Editorial | A sensible approach to sensitive issues

Published:Thursday | May 2, 2019 | 12:00 AM

If the High Court’s throwing out of the Government’s national ID law holds a lesson for political administrations, it’s about the consequences of arrogance.

Success at appeal is a long shot. So, if the Holness administration wants a law that accords with the Constitution, it will have to go back to the drawing board. And, it would be best if it does so in conjunction with the political opposition and other stakeholders.

We need not have been here. For the course that the Government will eventually have to take, if it intends to go head with the law, is precisely what was recommended in the first place. It was advised to place the National Identification and Registration Act before a joint select committee of Parliament, whose hearings would have had the benefit of input from critical stakeholders. The administration baulked at the idea, claiming that passing the law was urgent.

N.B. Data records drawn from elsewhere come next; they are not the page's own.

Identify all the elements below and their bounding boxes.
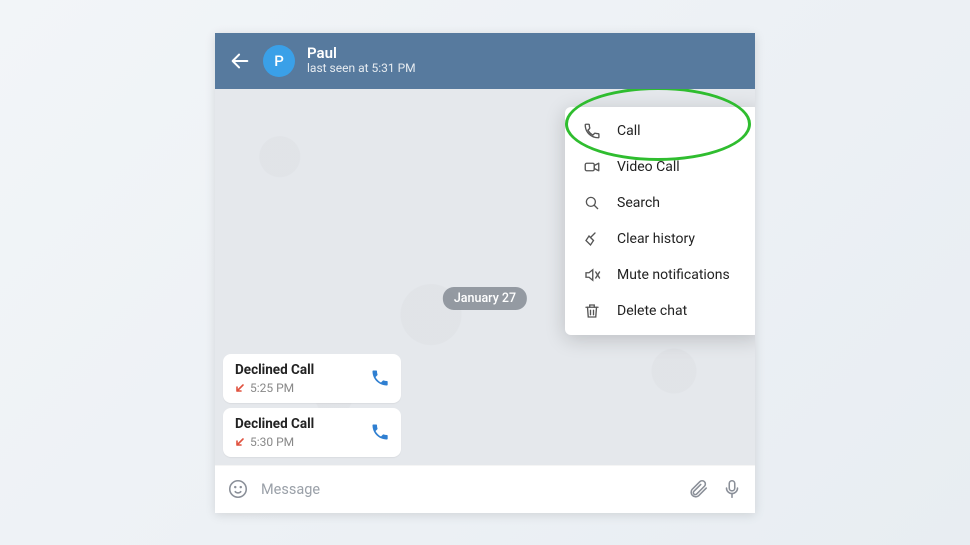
menu-item-mute[interactable]: Mute notifications [565,257,755,293]
chat-area: January 27 Declined Call 5:25 PM Decline… [215,89,755,465]
back-button[interactable] [229,50,251,72]
call-log-item[interactable]: Declined Call 5:25 PM [223,354,401,403]
paperclip-icon [687,478,709,500]
menu-item-search[interactable]: Search [565,185,755,221]
menu-label: Delete chat [617,303,687,319]
arrow-left-icon [229,50,251,72]
phone-icon [583,122,601,140]
menu-label: Search [617,195,660,211]
emoji-icon [227,478,249,500]
date-separator: January 27 [443,287,527,310]
menu-label: Call [617,123,641,139]
mute-icon [583,266,601,284]
video-icon [583,158,601,176]
attach-button[interactable] [687,478,709,500]
phone-icon [370,422,390,442]
missed-call-arrow-icon [235,383,245,393]
avatar[interactable]: P [263,45,295,77]
emoji-button[interactable] [227,478,249,500]
context-menu: Call Video Call Search Clear history Mut… [565,107,755,335]
callback-button[interactable] [369,421,391,443]
call-time: 5:30 PM [250,435,294,449]
menu-label: Clear history [617,231,695,247]
call-log-item[interactable]: Declined Call 5:30 PM [223,408,401,457]
menu-item-delete-chat[interactable]: Delete chat [565,293,755,329]
menu-item-clear-history[interactable]: Clear history [565,221,755,257]
call-title: Declined Call [235,362,314,378]
missed-call-arrow-icon [235,437,245,447]
chat-window: P Paul last seen at 5:31 PM January 27 D… [215,33,755,513]
microphone-icon [721,478,743,500]
search-icon [583,194,601,212]
header-title-block[interactable]: Paul last seen at 5:31 PM [307,45,416,76]
call-time: 5:25 PM [250,381,294,395]
menu-label: Mute notifications [617,267,730,283]
menu-item-call[interactable]: Call [565,113,755,149]
message-input[interactable] [261,481,675,498]
avatar-initial: P [274,52,284,70]
menu-item-video-call[interactable]: Video Call [565,149,755,185]
callback-button[interactable] [369,367,391,389]
menu-label: Video Call [617,159,680,175]
message-input-bar [215,465,755,513]
contact-name: Paul [307,45,416,62]
message-list: Declined Call 5:25 PM Declined Call 5:30… [223,354,401,457]
trash-icon [583,302,601,320]
voice-button[interactable] [721,478,743,500]
chat-header: P Paul last seen at 5:31 PM [215,33,755,89]
phone-icon [370,368,390,388]
last-seen-status: last seen at 5:31 PM [307,62,416,76]
call-title: Declined Call [235,416,314,432]
broom-icon [583,230,601,248]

In the event, the court ruled that requiring people to have a national identification number and card, with biometric, biographic and demographic information – without which Jamaican residents couldn’t do business with the Government or access its services – infringed the rights to privacy and equality before the law.

The court’s decision is no cause for the Opposition to crow. For administrations formed by the People’s National Party have, too, in the past, failed to engage in the necessary consensus-building for the efficacious implementation of policy. The broader, and deeper, counsel from this ruling, therefore, is for political parties to deliver on something they have long talked about – agreeing on what is in the national interest and maturely pursuing its advancement outside of narrow partisan considerations.

The greater responsibility engaging in, and promoting, this approach to governance rests with the person who leads, in this case Prime Minister Andrew Holness. There are two important and overlapping issues, relating to Jamaica’s crisis of crime, to which this principle ought to be applied.

Last year’s 22 per cent decline in murders – there were still 1,287 homicides, for a rate of above 47 per 100,000 – was largely attributed to the declaration of states of emergency in three regions of the island. Their rescinding, because the Opposition, citing concerns for human rights, withdrew support, has been blamed for an uptick in killings so far this year, especially in the parish of St James, where murders declined by 70 per cent in 2018.


Prime Minister Holness, in seeming compensation for the loss of the states of emergency, announced plans for an “enhanced security measures law”, the specifics of which haven’t been disclosed, but which, it is presumed, will give the security forces powers of search and detention beyond what is normally enjoyed by the police. Those powers, however, would be short of what is allowed in a state of emergency, when constitutional rights can be abridged. Having been declared initially for a fortnight, a state of emergency can only be extended by majority vote of all members of Parliament. Let’s see what will happen at the end of this latest one that has now been declared in St James, Hanover and Westmoreland.

As with the national ID law, the good intention of this proposed measure is not in question. But there is the danger that it, too, impinges on fundamental rights and freedoms and can be conflicting with the Constitution. It would be sensible, therefore, that the Government discusses the framework of the law with the Opposition, then place the draft bill before a committee of Parliament for review.

On the broader strategic approach to crime, Prime Minister Holness had signalled his willingness to engage in a discourse with the Opposition and other stakeholders, including the private sector and civil society groups. That initiative appears to have stalled, if it ever started. Prime Minister Holness should get it going.